Pietraroja è oggi considerato un vero e proprio museo all’aperto, da tutelare e sempre più migliorare per la nostra cultura e per il sapere che tramanderemo. Si pensa che oltre a Ciro, a Pietraroja potrebbe esserci dell’altro e che questo piccolo paesino possa raggiungere vette di importanza e fama a livello planetario. Ciro è uno dei ritrovamenti più straordinari legato a questo piccolo borgo di poche centinaia di abitanti. Si tratta di un cucciolo di dinosauro dal peso di 200 grammi e vissuto 113 milioni di anni fa, che ha fatto del piccolo centro di Pietraroja, paese che prende il suo nome dal colore della bauxite (pietra rossa) presente in grandi quantità nella zona, la sede di un ente geopaleontologico di grande rilevanza, il cui museo è stato allestito addirittura da Piero Angela. Nel 1978, il geologo Scipione Breislack segnalò per primo la presenza di pesci fossili nei dintorni di Pietraroja, e oggi, grazie anche al suo iniziale contributo, il Parco Geopaleontologico di Pietraroja è uno dei più importanti giacimenti fossiliferi italiani, conosciuto da più di 200 anni. In passato, ossia milioni e milioni di anni fa, in questo territorio vi era una piccola laguna le cui particolari condizioni ambientali e geologiche hanno permesso la conservazione degli organismi marini e terrestri che tutt’oggi possiamo ammirare come reperti fossili.

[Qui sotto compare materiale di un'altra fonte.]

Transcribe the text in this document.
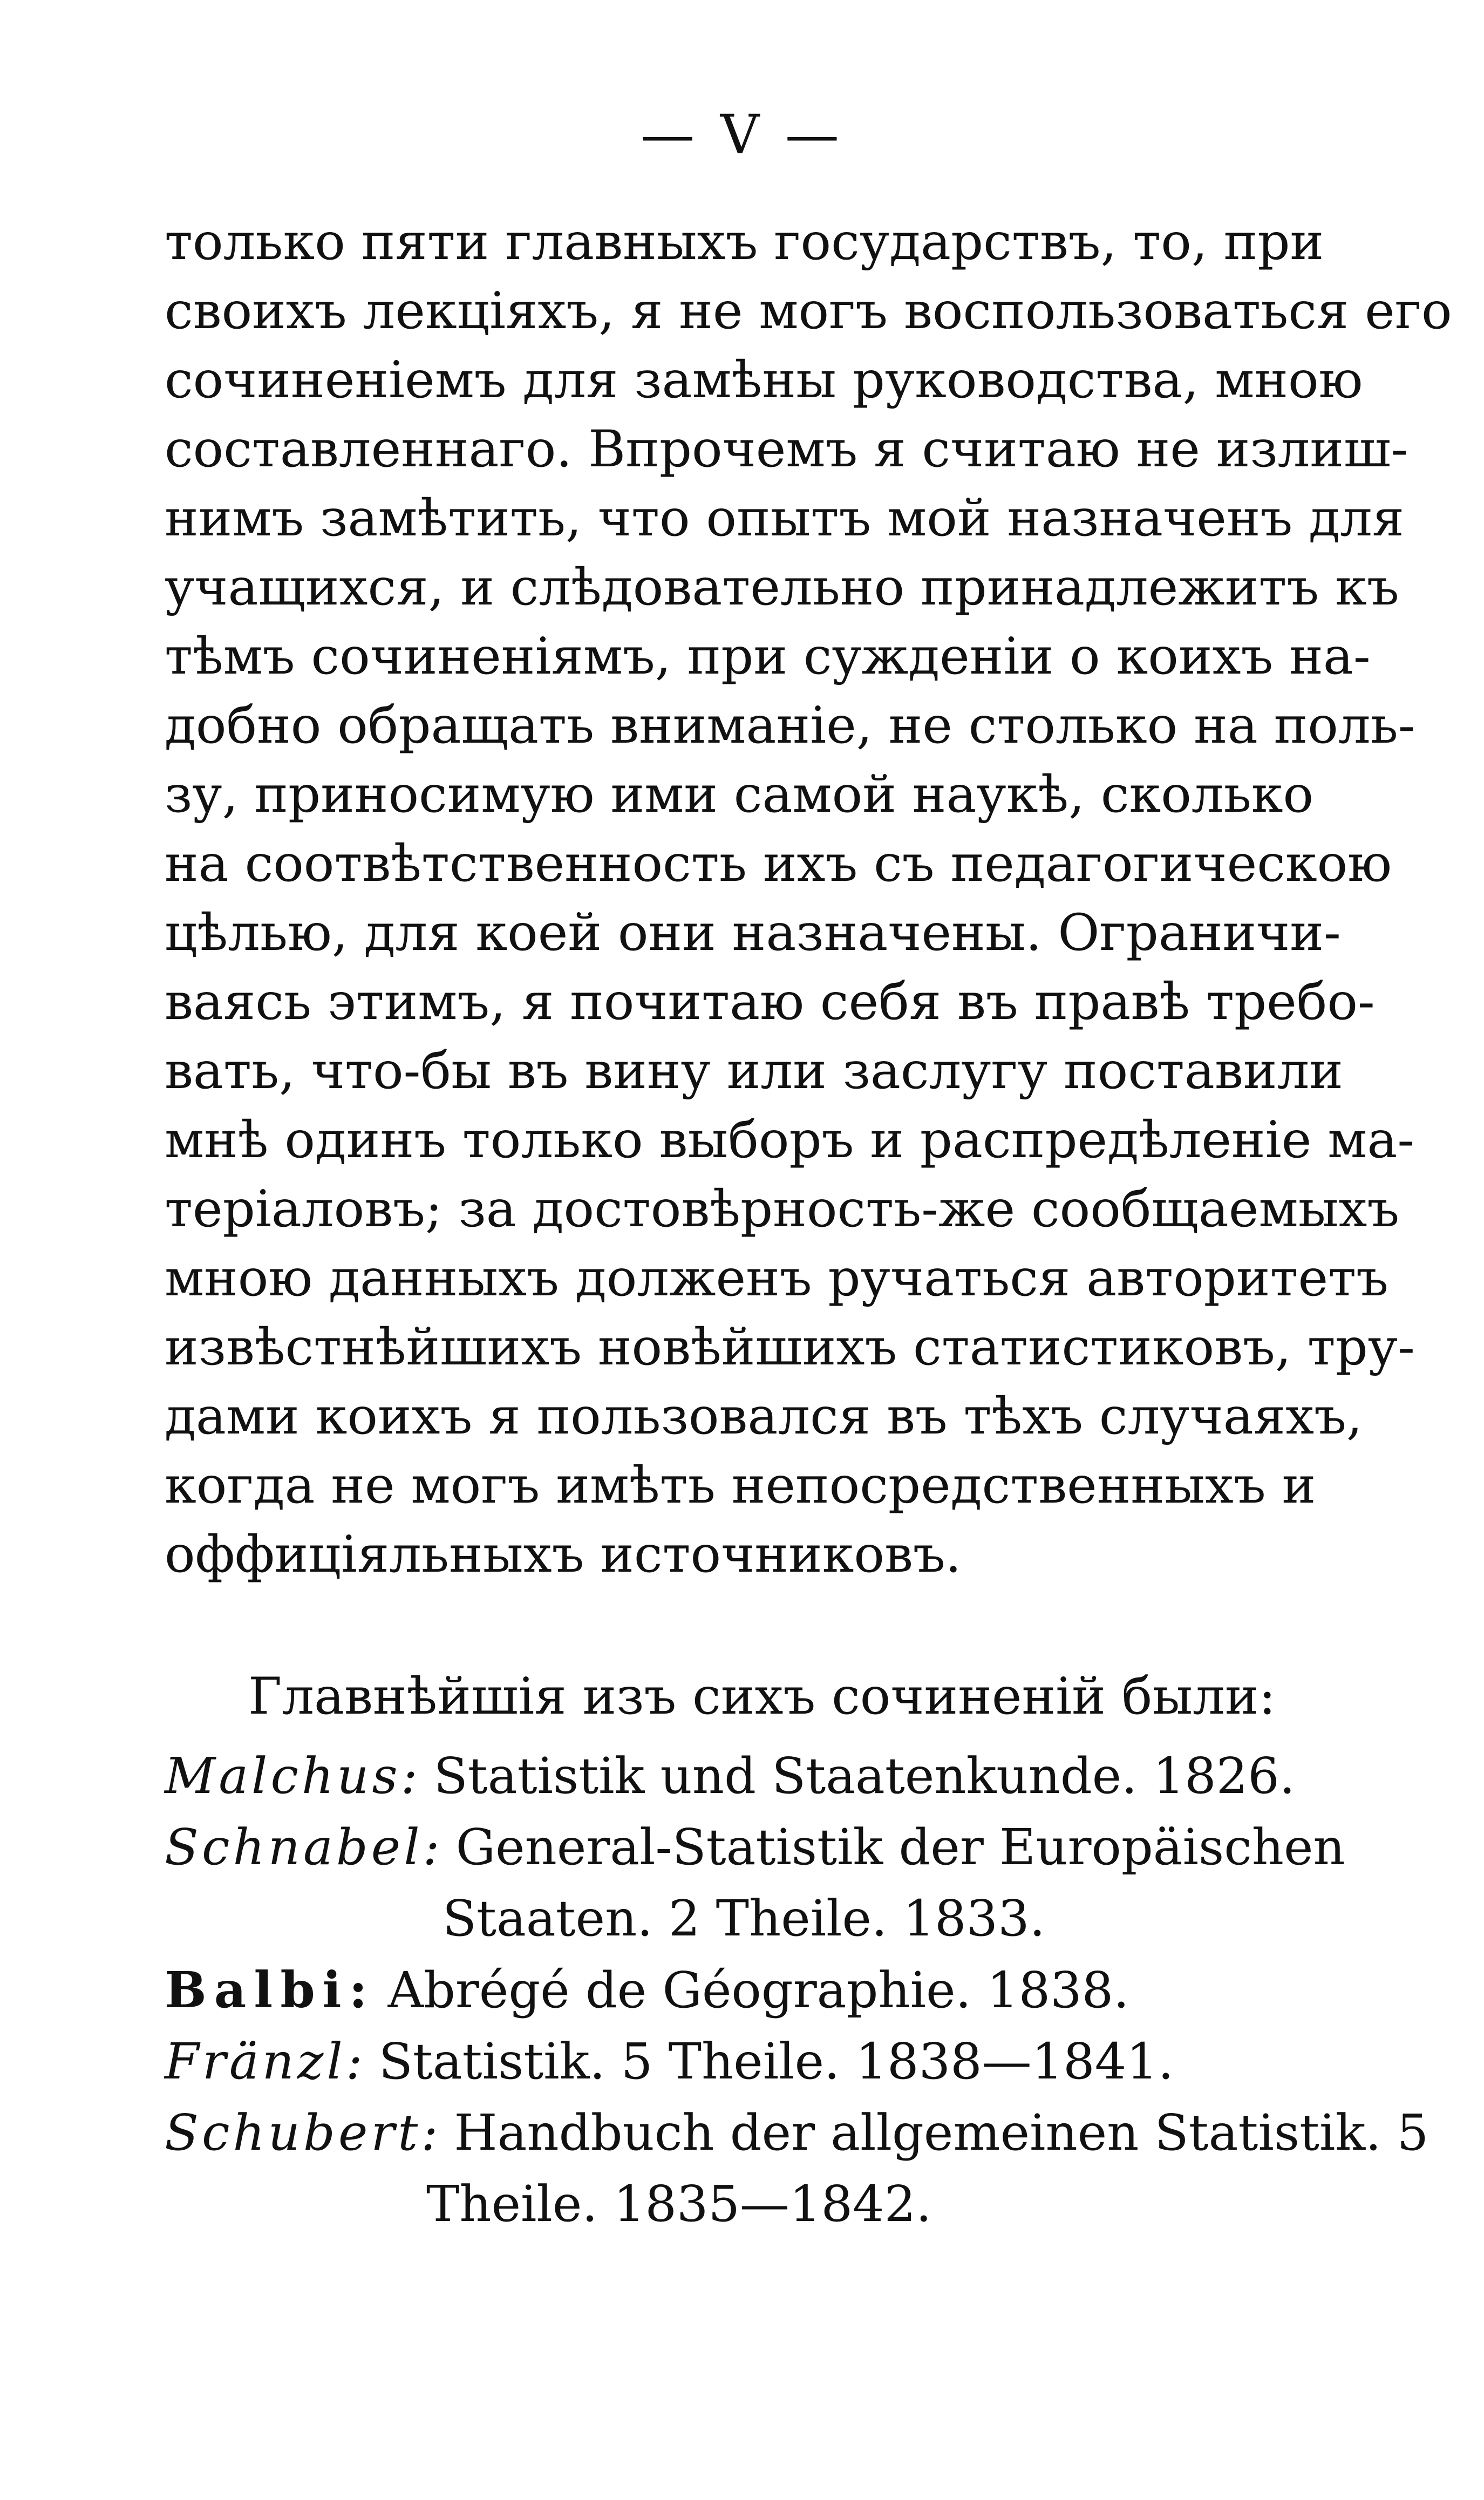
— V —
только пяти главныхъ государствъ, то, при
своихъ лекціяхъ, я не могъ воспользоваться его
сочиненіемъ для замѣны руководства, мною
составленнаго. Впрочемъ я считаю не излиш-
нимъ замѣтить, что опытъ мой назначенъ для
учащихся, и слѣдовательно принадлежитъ къ
тѣмъ сочиненіямъ, при сужденіи о коихъ на-
добно обращать вниманіе, не столько на поль-
зу, приносимую ими самой наукѣ, сколько
на соотвѣтственность ихъ съ педагогическою
цѣлью, для коей они назначены. Ограничи-
ваясь этимъ, я почитаю себя въ правѣ требо-
вать, что-бы въ вину или заслугу поставили
мнѣ одинъ только выборъ и распредѣленіе ма-
теріаловъ; за достовѣрность-же сообщаемыхъ
мною данныхъ долженъ ручаться авторитетъ
извѣстнѣйшихъ новѣйшихъ статистиковъ, тру-
дами коихъ я пользовался въ тѣхъ случаяхъ,
когда не могъ имѣть непосредственныхъ и
оффиціяльныхъ источниковъ.
Главнѣйшія изъ сихъ сочиненій были:
Malchus: Statistik und Staatenkunde. 1826.
Schnabel: General-Statistik der Europäischen
Staaten. 2 Theile. 1833.
Balbi: Abrégé de Géographie. 1838.
Fränzl: Statistik. 5 Theile. 1838—1841.
Schubert: Handbuch der allgemeinen Statistik. 5
Theile. 1835—1842.
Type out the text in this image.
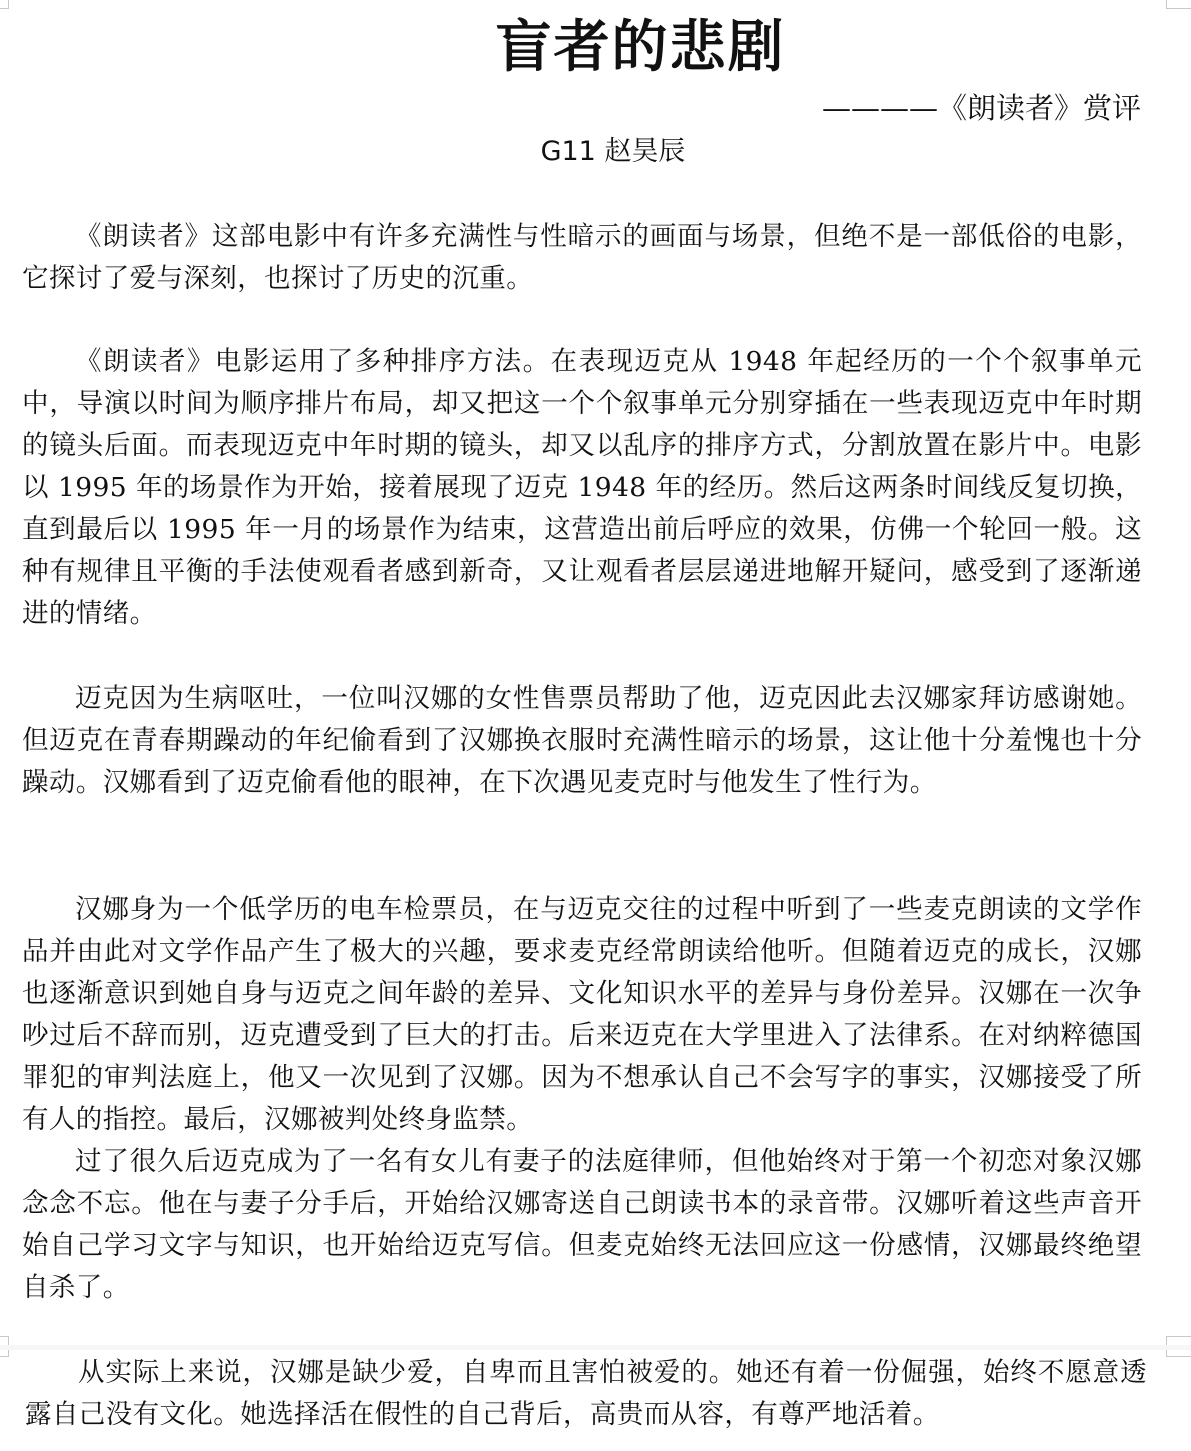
盲者的悲剧
————《朗读者》赏评
G11 赵昊辰

《朗读者》这部电影中有许多充满性与性暗示的画面与场景，但绝不是一部低俗的电影，它探讨了爱与深刻，也探讨了历史的沉重。

《朗读者》电影运用了多种排序方法。在表现迈克从 1948 年起经历的一个个叙事单元中，导演以时间为顺序排片布局，却又把这一个个叙事单元分别穿插在一些表现迈克中年时期的镜头后面。而表现迈克中年时期的镜头，却又以乱序的排序方式，分割放置在影片中。电影以 1995 年的场景作为开始，接着展现了迈克 1948 年的经历。然后这两条时间线反复切换，直到最后以 1995 年一月的场景作为结束，这营造出前后呼应的效果，仿佛一个轮回一般。这种有规律且平衡的手法使观看者感到新奇，又让观看者层层递进地解开疑问，感受到了逐渐递进的情绪。

迈克因为生病呕吐，一位叫汉娜的女性售票员帮助了他，迈克因此去汉娜家拜访感谢她。但迈克在青春期躁动的年纪偷看到了汉娜换衣服时充满性暗示的场景，这让他十分羞愧也十分躁动。汉娜看到了迈克偷看他的眼神，在下次遇见麦克时与他发生了性行为。

汉娜身为一个低学历的电车检票员，在与迈克交往的过程中听到了一些麦克朗读的文学作品并由此对文学作品产生了极大的兴趣，要求麦克经常朗读给他听。但随着迈克的成长，汉娜也逐渐意识到她自身与迈克之间年龄的差异、文化知识水平的差异与身份差异。汉娜在一次争吵过后不辞而别，迈克遭受到了巨大的打击。后来迈克在大学里进入了法律系。在对纳粹德国罪犯的审判法庭上，他又一次见到了汉娜。因为不想承认自己不会写字的事实，汉娜接受了所有人的指控。最后，汉娜被判处终身监禁。

过了很久后迈克成为了一名有女儿有妻子的法庭律师，但他始终对于第一个初恋对象汉娜念念不忘。他在与妻子分手后，开始给汉娜寄送自己朗读书本的录音带。汉娜听着这些声音开始自己学习文字与知识，也开始给迈克写信。但麦克始终无法回应这一份感情，汉娜最终绝望自杀了。

从实际上来说，汉娜是缺少爱，自卑而且害怕被爱的。她还有着一份倔强，始终不愿意透露自己没有文化。她选择活在假性的自己背后，高贵而从容，有尊严地活着。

Nell’Annuario generale del Regno del 1933, Pietraroja era indicata come “località alpestre, di rigidissimo clima, alle falde del Monte Mutria”. E si aggiungeva: “Si producono ottimi prosciutti che vengono esportati“. Il Prosciutto di Pietraroja è riconosciuto come PAT – Prodotto Agroalimentare Tradizionale dal Ministero delle Politiche Agricole, Alimentari e Forestali, su proposta della Regione Campania. È caratteristico per la sua essiccazione naturale, la lieve affumicatura e una morbida consistenza. I Carrati sono pasta fresca di grano duro lavorata a mano attraverso l’uso di un fuso (detto anche fusiglio carriato) di acciaio o rame lungo circa 15 centimentri appartenente immancabilmente al corredo delle spose. In passato, questa prelibatezza di conservava per eventi importanti o solenni, quali matrimoni o qualsiasi evento religioso importante. La seronta, piatto di origine pastorale, è ottenuta con lardo soffritto insieme a cipolla, acqua, sale a cui vengono aggiunti pezzi di pane. La ricetta viene arricchita da aggiunta di uova e/o funghi ma oggi è molto apprezzata la variante con pancetta o pomodori freschi.